“Wow. Two months to the day!” That is what Elias said at dinner tonight when he asked me the date. And then he followed that comment up with, “And only 10 more to go!” I’ve been well aware that our two month “anniversary” was coming up. And aware that it’s been over four weeks that we’ve been here on our own. We’ve done a great job, and I can say that there has only been an occasional moment of sadness here or there. For the most part we smile daily.
There are plenty of moments, though, that are tough–not sad, just tough. Mostly when I realize I miss things. But I’m surprised at what I miss. It’s easy to think that I’d miss material things…like my bed and my pillow. Or that I’d miss parts of my daily life, like the gym or volunteering at the school. And it goes without saying I miss Chris–I do–almost hourly. But really, with the exception of “people,” I could really live without the things I was so familiar with and accustomed to at home. What I miss the most, more than anything, is language.
You probably don’t realize how much small talk you do on a daily basis, but since living here, I’ve realized that it is everywhere…at the bank, the grocery store, the school, the gym, walking past someone on the street, or checking out at a store. Now there’s just an awkward silence when I’m standing at a cash register. I want to be able to ask the cashier, “Busy day?” or “Are you glad it’s quiet on the island now?” I hear the customers in front of me doing it, and there’s usually a little laughter. And I just stand there and stare. I wish I knew what they said so I could interject or add to the conversation. There’s no small talk when I am in the platia or around other adults. People can ask me how it’s going, and I can ask them the same, but that’s where the conversation ends. There’s no discussion about the weather, their kids, or the Steelers. The other day I saw a toddler wandering off, and her father kept having to jump up and chase her to make sure she was safe. All I wanted to say was, “Gosh, I remember those days! You can never sit for more than a minute and having a conversation is next to impossible.” But all I could do was watch him and smile. I’m silent a lot now. I’ve learned that “small talk” isn’t that small after all!
I also miss absent-mindedly listening and know what is going on. Do you realize how much eavesdropping you do when you are out and about? Without thinking about it, you hear (and understand) all of the conversations that go on around you. Maybe you are taking a walk and someone has their windows open. You can hear their television and know they are watching a rerun of Friends, or you hear their conversation about work and can tell they had a bad day. At the playground you know that the kids are playing hide-and-go-seek without having to stop and watch what they are doing. You know what someone thinks about the dress they are trying on in the changing room next to you. In none of those situations are you trying to be nosey. It all just registers in that amazing brain of yours.

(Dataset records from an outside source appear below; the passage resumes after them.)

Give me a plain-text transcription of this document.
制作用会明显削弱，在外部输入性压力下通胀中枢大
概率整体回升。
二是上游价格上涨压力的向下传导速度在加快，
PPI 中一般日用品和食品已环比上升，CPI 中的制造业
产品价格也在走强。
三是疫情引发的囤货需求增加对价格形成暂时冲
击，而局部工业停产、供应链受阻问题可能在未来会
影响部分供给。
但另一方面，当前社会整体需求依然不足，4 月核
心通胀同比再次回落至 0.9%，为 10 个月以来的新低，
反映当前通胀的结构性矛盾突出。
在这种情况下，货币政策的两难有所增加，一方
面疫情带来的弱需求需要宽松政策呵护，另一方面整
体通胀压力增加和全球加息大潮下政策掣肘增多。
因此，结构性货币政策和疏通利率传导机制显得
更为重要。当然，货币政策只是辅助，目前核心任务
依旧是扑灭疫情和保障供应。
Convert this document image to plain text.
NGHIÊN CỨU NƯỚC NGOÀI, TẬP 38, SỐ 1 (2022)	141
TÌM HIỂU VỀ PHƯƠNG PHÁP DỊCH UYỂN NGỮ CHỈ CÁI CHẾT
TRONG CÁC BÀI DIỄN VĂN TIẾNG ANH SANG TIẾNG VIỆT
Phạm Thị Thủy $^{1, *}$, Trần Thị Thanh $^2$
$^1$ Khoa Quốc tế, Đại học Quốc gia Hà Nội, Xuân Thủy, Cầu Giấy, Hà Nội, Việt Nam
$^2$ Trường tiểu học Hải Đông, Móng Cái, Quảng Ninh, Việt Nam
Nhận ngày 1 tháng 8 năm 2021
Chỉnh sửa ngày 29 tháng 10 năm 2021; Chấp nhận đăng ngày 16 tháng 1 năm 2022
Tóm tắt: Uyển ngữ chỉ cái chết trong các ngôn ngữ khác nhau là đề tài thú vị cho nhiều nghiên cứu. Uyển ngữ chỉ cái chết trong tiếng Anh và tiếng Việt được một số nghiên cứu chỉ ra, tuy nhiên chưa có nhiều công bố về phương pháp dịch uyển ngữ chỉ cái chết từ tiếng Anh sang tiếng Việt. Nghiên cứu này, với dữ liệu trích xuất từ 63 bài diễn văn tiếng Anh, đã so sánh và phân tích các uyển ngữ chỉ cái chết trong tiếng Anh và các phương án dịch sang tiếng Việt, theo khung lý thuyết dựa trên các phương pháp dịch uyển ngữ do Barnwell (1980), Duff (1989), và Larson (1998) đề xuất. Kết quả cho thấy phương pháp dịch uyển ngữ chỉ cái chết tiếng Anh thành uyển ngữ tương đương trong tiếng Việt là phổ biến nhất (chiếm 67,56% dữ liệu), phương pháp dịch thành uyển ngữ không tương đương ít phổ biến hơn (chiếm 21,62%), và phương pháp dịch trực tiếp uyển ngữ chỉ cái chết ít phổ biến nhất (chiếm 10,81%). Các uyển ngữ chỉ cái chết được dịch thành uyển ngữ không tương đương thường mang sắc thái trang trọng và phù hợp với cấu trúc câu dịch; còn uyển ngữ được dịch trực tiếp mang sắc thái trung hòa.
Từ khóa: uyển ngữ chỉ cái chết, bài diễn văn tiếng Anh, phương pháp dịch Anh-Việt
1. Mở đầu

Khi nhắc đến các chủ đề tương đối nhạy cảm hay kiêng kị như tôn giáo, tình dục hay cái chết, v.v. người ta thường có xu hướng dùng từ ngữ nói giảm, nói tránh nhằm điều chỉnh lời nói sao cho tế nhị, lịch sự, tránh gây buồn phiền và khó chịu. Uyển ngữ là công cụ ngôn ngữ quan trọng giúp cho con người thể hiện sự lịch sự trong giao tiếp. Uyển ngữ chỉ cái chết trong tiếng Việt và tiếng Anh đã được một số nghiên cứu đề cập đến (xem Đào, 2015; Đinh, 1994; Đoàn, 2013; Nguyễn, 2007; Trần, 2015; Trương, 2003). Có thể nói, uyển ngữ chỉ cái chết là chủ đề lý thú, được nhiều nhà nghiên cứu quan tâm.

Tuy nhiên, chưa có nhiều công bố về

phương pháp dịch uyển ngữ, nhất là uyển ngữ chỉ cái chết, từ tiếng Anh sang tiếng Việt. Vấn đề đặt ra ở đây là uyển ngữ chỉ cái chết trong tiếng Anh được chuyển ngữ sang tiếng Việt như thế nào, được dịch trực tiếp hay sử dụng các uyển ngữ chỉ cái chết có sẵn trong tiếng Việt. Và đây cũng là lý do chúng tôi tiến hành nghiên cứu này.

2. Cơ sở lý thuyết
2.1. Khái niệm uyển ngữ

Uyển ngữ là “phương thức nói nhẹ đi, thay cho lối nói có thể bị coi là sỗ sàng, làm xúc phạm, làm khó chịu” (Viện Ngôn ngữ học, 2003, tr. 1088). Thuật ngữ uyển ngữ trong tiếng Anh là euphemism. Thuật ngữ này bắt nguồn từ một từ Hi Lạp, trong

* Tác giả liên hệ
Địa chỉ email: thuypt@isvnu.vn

At home, I didn’t watch a lot of television, but I usually put the television on in the morning when I was making breakfast and packing lunches. I’d go about my business, and I’d hear the “news.” Even if I was having a conversation with one of the kids, I could “multi-task” and know if there was a story of interest coming up so that I could give it my attention. It also happens when the radio is on in the car. No one really “listens” to the commercials, but somehow, your brain understands what is being said and sorts it into the “useless information” part of the brain. Now, when background noise is on, it just gives me a headache. My brain doesn’t know what to do with the quick speaking foreign language that is being rattled off. Most of the time I drive in silence, and we never just turn on the tv.
And sight-reading. Gosh I miss sight-reading! After you are done reading this blog and you go about your day, pay attention to how much of the written word you actually take in without actually “reading” or thinking of it as “reading.” You’ll glance at a billboard and know what it says. You’ll look at the cereal box and know how many vitamins and minerals it has or if it’s made from whole grains. You’ll walk past a newspaper and take in the headlines without a second thought. You read people’s’ shirts and laugh if they are funny. There’s a notice posted on the bathroom door at the gym or on the door to the lunch room and as you walk by you’ll know what is being announced. That’s sight-reading. And every time I see the written word here, I think of the of the saying, “It’s all Greek to me!”
After two months, that’s what I miss. I feel like I am walking around inside of a giant bubble, and I feel very isolated. I know that there are people out there. I can see them, and I can hear them. But I can’t touch them.
The good news is that I still have 10 months to improve my Greek. Maybe before I leave, I will be able to have a simple conversation with the teachers at the school!